The cardiovascular safety of interrupting beta-blocker could not be shown in comparison to continuation in patients with a history of myocardial infarction (MI) and there was no benefit to the patients' quality of life, according to late-breaking research presented in a Hot Line session today at ESC Congress 2024. Improvements in MI management and data from observational studies have led physicians to question whether continuing beta-blockers after 1 year post-MI is needed since unnecessary treatment may result in side effects. We conducted the ABYSS trial to provide conclusive randomized data on the effects of beta-blocker interruption vs.

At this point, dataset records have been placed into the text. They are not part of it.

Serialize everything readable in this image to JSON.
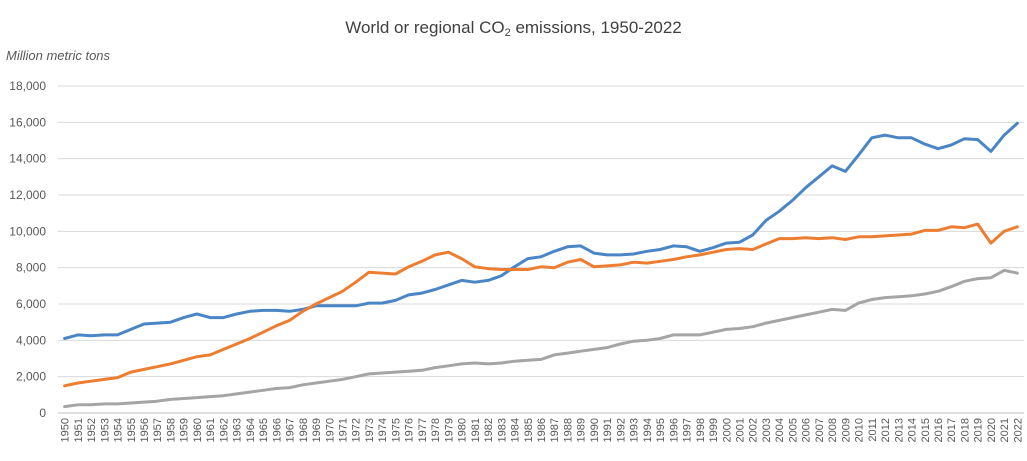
{
  "chart_data": {
    "type": "line",
    "title": {
      "before": "World or regional CO",
      "sub": "2",
      "after": " emissions, 1950-2022"
    },
    "ylabel": "Million metric tons",
    "xlabel": "",
    "ylim": [
      0,
      18000
    ],
    "yticks": [
      "0",
      "2,000",
      "4,000",
      "6,000",
      "8,000",
      "10,000",
      "12,000",
      "14,000",
      "16,000",
      "18,000"
    ],
    "x": [
      "1950",
      "1951",
      "1952",
      "1953",
      "1954",
      "1955",
      "1956",
      "1957",
      "1958",
      "1959",
      "1960",
      "1961",
      "1962",
      "1963",
      "1964",
      "1965",
      "1966",
      "1967",
      "1968",
      "1969",
      "1970",
      "1971",
      "1972",
      "1973",
      "1974",
      "1975",
      "1976",
      "1977",
      "1978",
      "1979",
      "1980",
      "1981",
      "1982",
      "1983",
      "1984",
      "1985",
      "1986",
      "1987",
      "1988",
      "1989",
      "1990",
      "1991",
      "1992",
      "1993",
      "1994",
      "1995",
      "1996",
      "1997",
      "1998",
      "1999",
      "2000",
      "2001",
      "2002",
      "2003",
      "2004",
      "2005",
      "2006",
      "2007",
      "2008",
      "2009",
      "2010",
      "2011",
      "2012",
      "2013",
      "2014",
      "2015",
      "2016",
      "2017",
      "2018",
      "2019",
      "2020",
      "2021",
      "2022"
    ],
    "grid": true,
    "legend": "none",
    "series": [
      {
        "color": "#4a86c5",
        "values": [
          4100,
          4300,
          4250,
          4300,
          4300,
          4600,
          4900,
          4950,
          5000,
          5250,
          5450,
          5250,
          5250,
          5450,
          5600,
          5650,
          5650,
          5600,
          5700,
          5900,
          5900,
          5900,
          5900,
          6050,
          6050,
          6200,
          6500,
          6600,
          6800,
          7050,
          7300,
          7200,
          7300,
          7550,
          8050,
          8500,
          8600,
          8900,
          9150,
          9200,
          8800,
          8700,
          8700,
          8750,
          8900,
          9000,
          9200,
          9150,
          8900,
          9100,
          9350,
          9400,
          9800,
          10600,
          11100,
          11700,
          12400,
          13000,
          13600,
          13300,
          14200,
          15150,
          15300,
          15150,
          15150,
          14800,
          14550,
          14750,
          15100,
          15050,
          14400,
          15300,
          15950
        ]
      },
      {
        "color": "#ed7d31",
        "values": [
          1500,
          1650,
          1750,
          1850,
          1950,
          2250,
          2400,
          2550,
          2700,
          2900,
          3100,
          3200,
          3500,
          3800,
          4100,
          4450,
          4800,
          5100,
          5600,
          6000,
          6350,
          6700,
          7200,
          7750,
          7700,
          7650,
          8050,
          8350,
          8700,
          8850,
          8500,
          8050,
          7950,
          7900,
          7900,
          7900,
          8050,
          8000,
          8300,
          8450,
          8050,
          8100,
          8150,
          8300,
          8250,
          8350,
          8450,
          8600,
          8700,
          8850,
          9000,
          9050,
          9000,
          9300,
          9600,
          9600,
          9650,
          9600,
          9650,
          9550,
          9700,
          9700,
          9750,
          9800,
          9850,
          10050,
          10050,
          10250,
          10200,
          10400,
          9350,
          10000,
          10250
        ]
      },
      {
        "color": "#a5a5a5",
        "values": [
          350,
          450,
          450,
          500,
          500,
          550,
          600,
          650,
          750,
          800,
          850,
          900,
          950,
          1050,
          1150,
          1250,
          1350,
          1400,
          1550,
          1650,
          1750,
          1850,
          2000,
          2150,
          2200,
          2250,
          2300,
          2350,
          2500,
          2600,
          2700,
          2750,
          2700,
          2750,
          2850,
          2900,
          2950,
          3200,
          3300,
          3400,
          3500,
          3600,
          3800,
          3950,
          4000,
          4100,
          4300,
          4300,
          4300,
          4450,
          4600,
          4650,
          4750,
          4950,
          5100,
          5250,
          5400,
          5550,
          5700,
          5650,
          6050,
          6250,
          6350,
          6400,
          6450,
          6550,
          6700,
          6950,
          7250,
          7400,
          7450,
          7850,
          7700
        ]
      }
    ]
  }
}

continuation on cardiovascular events and quality of life, but we were unable to show safety preservation in terms of clinical events nor any benefit on quality of life with beta-blocker interruption." Johanne Silvain, Principal Investigator, Professor, Sorbonne University, Paris, France The open-label, non-inferiority, randomized ABYSS trial, conducted by the ACTION Group, included patients with a prior MI taking long-term beta-blockers, with a left ventricular ejection fraction of at least 40% and no cardiovascular events in the previous 6 months. Participants were randomized (1:1) to interrupting or continuing their β-blocker medication.
The primary endpoint was a composite of death, non-fatal MI, non-fatal stroke or hospitalization for cardiovascular reasons at the longest follow-up (minimum, 1 year), according to an analysis of non-i.